Будто кто-то помогал ей в пути. Скоро дошла и не устала даже. Вот и лукошки детские приметила. Остановилась, огляделась. Около берёзы расстелила покрывало, а сама села так, чтобы спина опиралась на ствол. Знала тётка Фёкла, что хозяин сырта любит шалить. Если сядет на шею, а голову петлёй стянет – пропадёшь. Сидит, что-то вышивает, а сама поёт. Да так у неё хорошо получается, жалобно, аж душа плакать пытается.
Вдруг где-то совсем близко, словно тонкая палочка под ногой хрустнула. Подняла тётка Фёкла глаза – перед ней старичок, большеголовый, одежда на нём рваная, вся в заплатах. Это оказывается, он плачет, а не скрипит:
 - Как у вас, у людей, получается. Живете вместе, друг о друге забоитесь, а то поругаетесь. Не скучно. Обязательно кто-то кого-то любит. А тут живёшь один, словно ягода переспелая, ядовитая. Собеседники только лесавки, да и то им не до тебя, у них дел много, а потом  месяцами храпят, отдыхают. Одно развлечение: выйти на границу своих владений и поболтать с полевым или к себе заманит простофилей, а затем не выпустить. Пусть потешают.
А тётка Фёкла в лукошко руку опустила и достала пироги, пряники, булочки. У старичка аж слюнки потекли.
- Садись, мил Боли-бошко, угощайся.
- Узнала, красна девица, кто я есть. И не боишься?!
- Что ж тебя бояться, коли нет у меня злого умысла обижать тебя или дразнить. Только почему же ты к гостье неухоженным явился. Я ведь вон, как старалась, наряжалась.
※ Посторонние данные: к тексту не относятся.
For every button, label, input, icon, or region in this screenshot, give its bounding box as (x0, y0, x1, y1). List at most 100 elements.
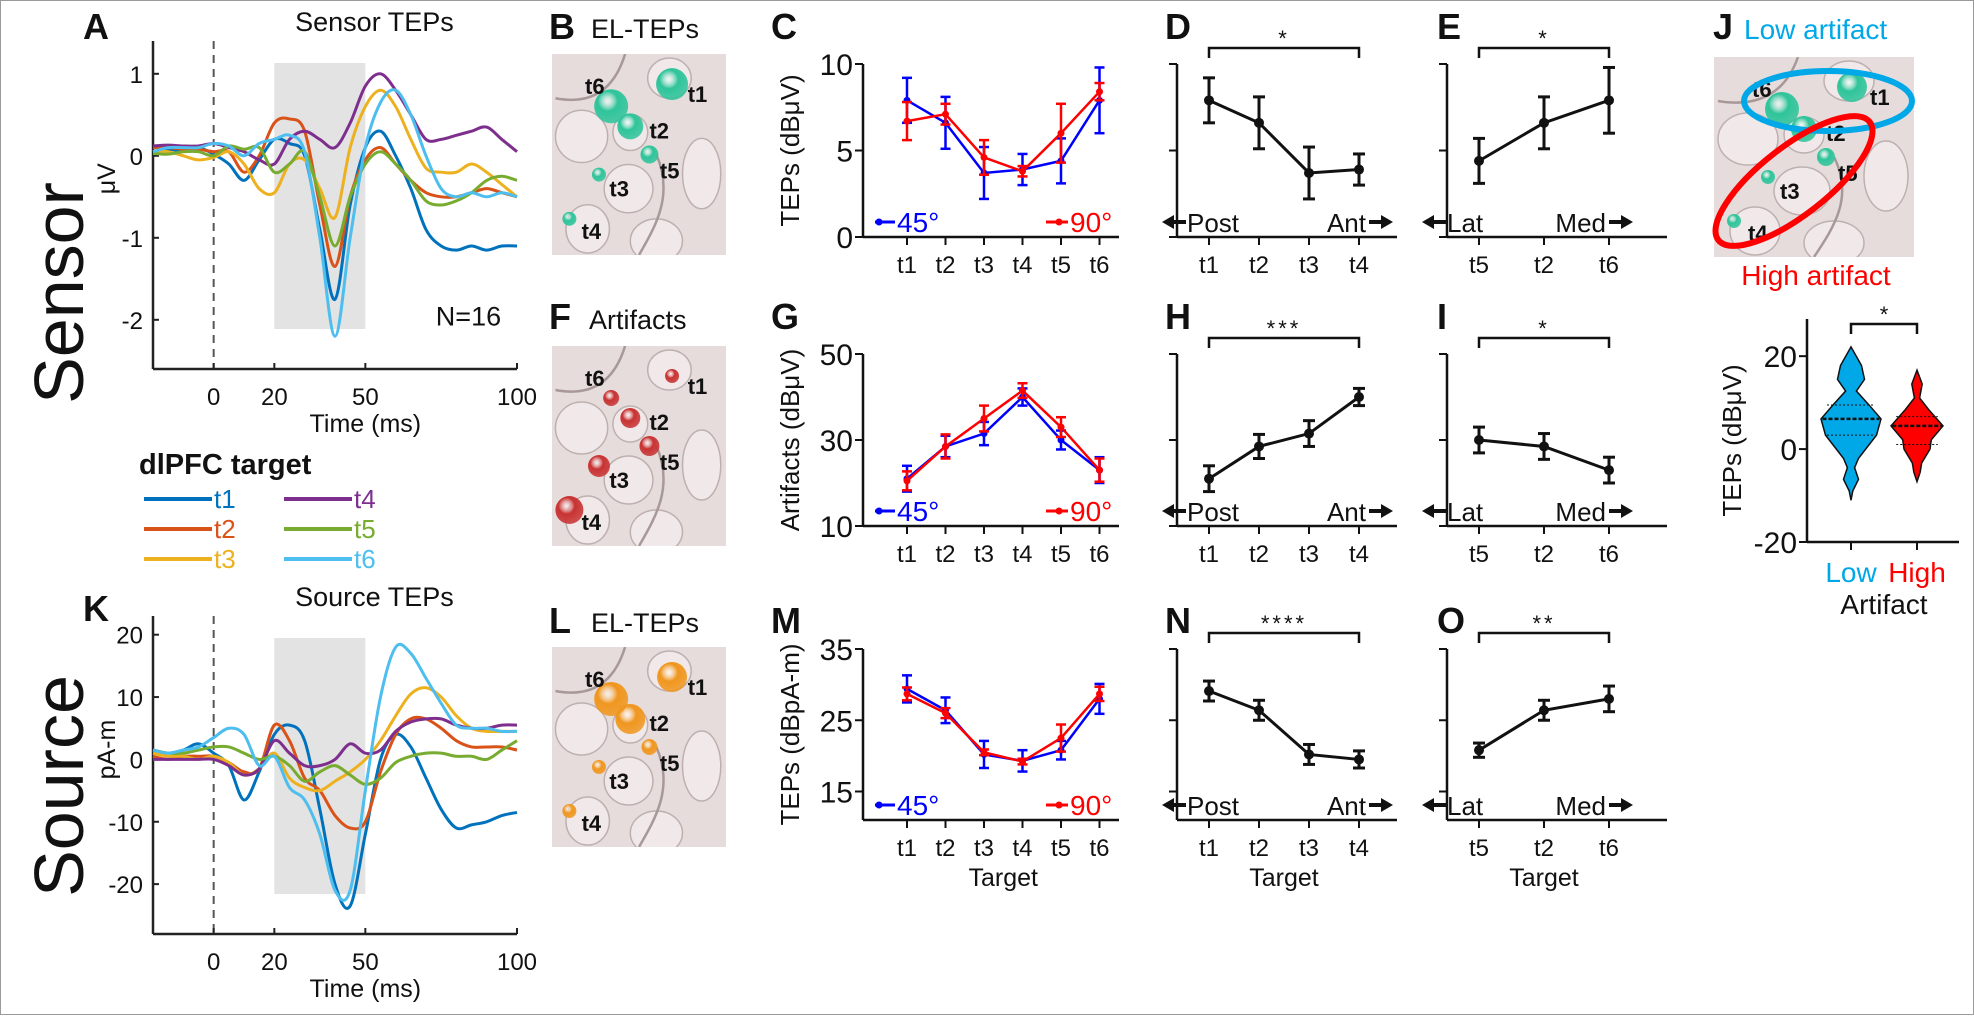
data-point (980, 415, 988, 422)
sulcus (555, 54, 627, 102)
panel-label-l: L (549, 600, 571, 641)
arrow-left-icon (1422, 504, 1446, 518)
legend-label-t1: t1 (214, 484, 236, 514)
series-line (1208, 395, 1360, 480)
x-tick-label: 20 (261, 384, 288, 411)
y-tick-label: 0 (130, 144, 143, 171)
target-sphere-t1 (656, 68, 689, 101)
target-label-t5: t5 (660, 450, 680, 475)
legend-item-t3: t3 (144, 544, 236, 574)
legend-label-90: 90° (1070, 496, 1112, 527)
target-sphere-t6 (1765, 92, 1799, 126)
significance-stars: * (1278, 26, 1290, 51)
x-tick-label: 0 (207, 949, 220, 976)
target-sphere-t4 (555, 496, 584, 524)
y-axis-label: TEPs (dBμV) (775, 74, 805, 226)
x-tick-label: 100 (497, 949, 537, 976)
panel-b-title: EL-TEPs (591, 14, 699, 44)
series-line-t3 (152, 686, 517, 793)
x-tick-label: t1 (897, 835, 917, 862)
series-line (1208, 689, 1360, 761)
x-tick-label: t5 (1469, 835, 1489, 862)
series-line-90 (906, 90, 1101, 173)
x-tick-label: t5 (1469, 252, 1489, 279)
data-point (942, 110, 949, 118)
axis-note-start: Lat (1447, 791, 1484, 821)
y-tick-label: 20 (1764, 341, 1797, 374)
data-point (1539, 705, 1549, 716)
sulcus (555, 647, 627, 694)
target-label-t6: t6 (585, 366, 605, 391)
panel-label-a: A (83, 6, 109, 47)
target-label-t4: t4 (582, 510, 602, 535)
panel-label-g: G (771, 296, 799, 337)
panel-label-c: C (771, 6, 797, 47)
target-label-t1: t1 (688, 374, 708, 399)
gyrus (629, 509, 684, 546)
data-point (1604, 95, 1614, 106)
axis-note-end: Med (1555, 497, 1606, 527)
gyrus (681, 730, 722, 802)
gyrus (603, 756, 654, 806)
brain-render-F: t1 t2 t3 t4 t5 t6 (552, 346, 726, 546)
significance-stars: *** (1267, 316, 1302, 341)
x-tick-label: t2 (935, 835, 955, 862)
high-artifact-ellipse (1712, 113, 1876, 249)
target-label-t1: t1 (688, 82, 708, 107)
gyrus (565, 204, 611, 254)
legend-item-t5: t5 (284, 514, 376, 544)
x-tick-label: t2 (935, 541, 955, 568)
panel-l-title: EL-TEPs (591, 608, 699, 638)
x-tick-label: t2 (1534, 835, 1554, 862)
chart-M: 15 25 35 t1 t2 t3 t4 t5 t6 Target TEPs (dBpA-m) 45°… (775, 634, 1119, 892)
arrow-left-icon (1422, 215, 1446, 229)
data-point (1019, 167, 1026, 175)
series-line-t1 (152, 129, 518, 301)
x-tick-label: t4 (1012, 541, 1032, 568)
x-tick-label: t5 (1051, 835, 1071, 862)
legend-label-90: 90° (1070, 790, 1112, 821)
y-tick-label: 50 (820, 339, 853, 372)
significance-bracket (1207, 631, 1361, 643)
significance-bracket (1477, 631, 1611, 643)
axis-note-start: Post (1187, 497, 1240, 527)
x-tick-label: t5 (1051, 541, 1071, 568)
x-tick-label: t1 (897, 252, 917, 279)
y-tick-label: -10 (108, 810, 143, 837)
legend-marker-90 (1055, 218, 1063, 226)
panel-label-j: J (1713, 6, 1733, 47)
x-tick-label: t4 (1012, 252, 1032, 279)
arrow-right-icon (1369, 215, 1393, 229)
brain-render-B: t1 t2 t3 t4 t5 t6 (552, 54, 726, 255)
panel-label-e: E (1437, 6, 1461, 47)
arrow-left-icon (1162, 215, 1186, 229)
x-tick-label: t4 (1349, 835, 1369, 862)
arrow-left-icon (1162, 504, 1186, 518)
axis-note-end: Ant (1327, 791, 1367, 821)
target-sphere-t2 (617, 113, 644, 140)
significance-stars: **** (1261, 611, 1307, 636)
data-point (1204, 473, 1214, 484)
target-sphere-t3 (587, 455, 610, 477)
gyrus (603, 455, 654, 505)
x-axis-label: Artifact (1840, 589, 1927, 620)
panel-label-i: I (1437, 296, 1447, 337)
x-tick-label: t1 (1199, 835, 1219, 862)
data-point (942, 709, 949, 717)
data-point (1604, 693, 1614, 704)
arrow-right-icon (1609, 215, 1633, 229)
sulcus (1717, 57, 1800, 104)
chart-H: t1 t2 t3 t4 *** Post Ant (1162, 316, 1397, 568)
legend-item-t1: t1 (144, 484, 236, 514)
chart-O: t5 t2 t6 Target ** Lat Med (1422, 611, 1667, 892)
data-point (1304, 428, 1314, 439)
gyrus (554, 109, 609, 164)
series-line-90 (906, 388, 1101, 482)
target-sphere-t5 (640, 145, 659, 164)
x-axis-label: Time (ms) (310, 975, 422, 1003)
chart-violin: -20 0 20 TEPs (dBμV) Low High * Artifact (1717, 302, 1959, 620)
brain-render-L: t1 t2 t3 t4 t5 t6 (552, 647, 726, 847)
chart-G: 10 30 50 t1 t2 t3 t4 t5 t6 Artifacts (dBμV) 45° 90° (775, 339, 1119, 568)
panel-label-h: H (1165, 296, 1191, 337)
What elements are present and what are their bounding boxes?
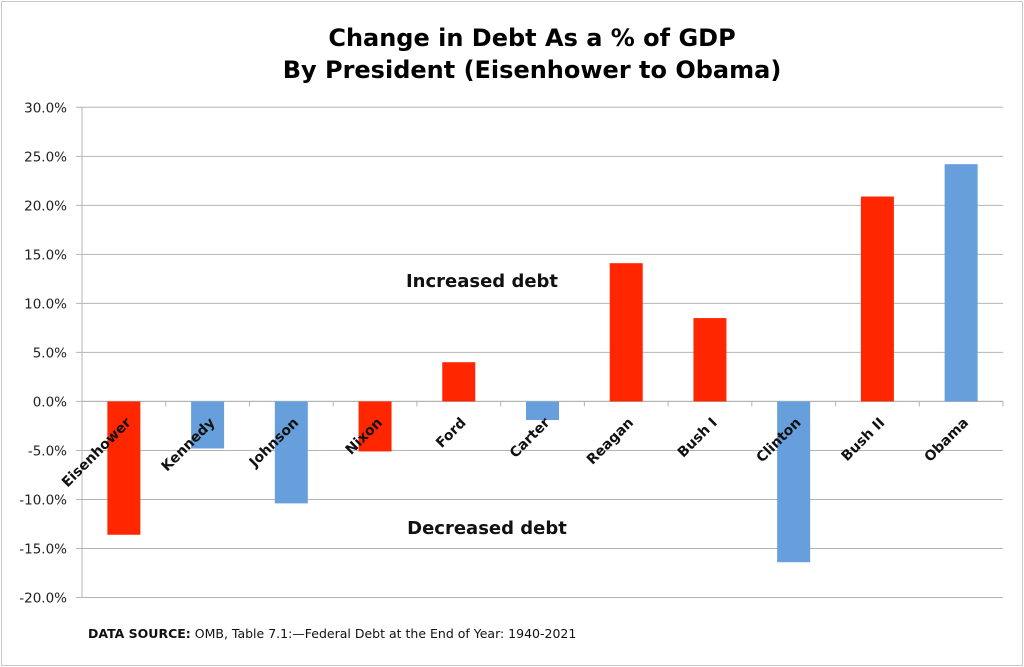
annotation-increased-debt: Increased debt [406, 271, 558, 292]
y-tick-label: 0.0% [33, 394, 67, 410]
annotation-decreased-debt: Decreased debt [407, 518, 567, 539]
x-tick-label: Reagan [584, 415, 637, 468]
bar-carter [526, 401, 559, 421]
y-tick-label: -20.0% [19, 591, 67, 607]
x-tick-label: Ford [433, 415, 469, 451]
x-tick-label: Bush I [675, 415, 721, 461]
chart-subtitle: By President (Eisenhower to Obama) [282, 56, 782, 84]
y-tick-label: -5.0% [28, 443, 67, 459]
y-tick-label: 10.0% [24, 296, 67, 312]
bar-clinton [777, 401, 811, 563]
data-source-note: DATA SOURCE: OMB, Table 7.1:—Federal Deb… [88, 626, 576, 641]
y-tick-label: 30.0% [24, 100, 67, 116]
y-tick-label: 5.0% [33, 345, 67, 361]
data-source-label: DATA SOURCE: [88, 626, 191, 641]
chart-title: Change in Debt As a % of GDP [328, 24, 736, 52]
y-tick-label: 25.0% [24, 149, 67, 165]
data-source-text: OMB, Table 7.1:—Federal Debt at the End … [190, 626, 577, 641]
bar-nixon [358, 401, 392, 452]
bar-johnson [274, 401, 308, 504]
bar-reagan [609, 263, 643, 402]
x-tick-label: Obama [921, 415, 971, 465]
y-tick-label: -15.0% [19, 541, 67, 557]
bar-ford [442, 362, 476, 402]
x-tick-label: Bush II [839, 415, 889, 465]
bar-eisenhower [107, 401, 141, 535]
y-tick-label: -10.0% [19, 492, 67, 508]
bar-bush-ii [860, 196, 894, 402]
bar-kennedy [191, 401, 225, 449]
y-tick-label: 15.0% [24, 247, 67, 263]
x-tick-label: Carter [507, 415, 554, 462]
bar-obama [944, 164, 978, 402]
bar-bush-i [693, 318, 727, 402]
y-tick-label: 20.0% [24, 198, 67, 214]
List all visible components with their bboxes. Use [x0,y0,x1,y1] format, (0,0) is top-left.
Насупился старичок. А тётка Фёкла опустила вторично руку в лукошко  достала оттуда рубаху белотканную, с пояском серебром и золотом вышитые. Третья попытка привела Боли-бошко в восторг. Лапти аккуратненькие враз по ноге. Нарядился хозяин, в зеркало посмотрелся, даже взвизгнул от радости. А тётка Фёкла достала платок, завязала в него угощения и с уважением вручила ему, велев угостить и лесавков, и полевого.
Не успела тётка Фёкла глазом моргнуть – исчез собеседник, а из далека звонкие детские голоса зазвучали. Выскочили ребятишки, обняли спасительницу, поклонились Боли-бошке и поспешили в село.
С тех пор хозяин посговорчивее стал. Но пускал в свои владения тех, кто угощал или новую одежку приносил, но при этом обязательно прибавлял: «Боли-бошко, возьми моё лукошко. На подарки налетай, а ягоды собирать не мешай». А сырт люди назвали «сырт тётки Фёклы».
Много воды утекло. Люди стали равнодушными, перестали понимать Мать-Природу. Вот и Боли-бошко обиделся на местных жителей: сам пропал, ягоду спрятал. Но это уже другая история. А сырт так и носит название в память тётки Фёклы.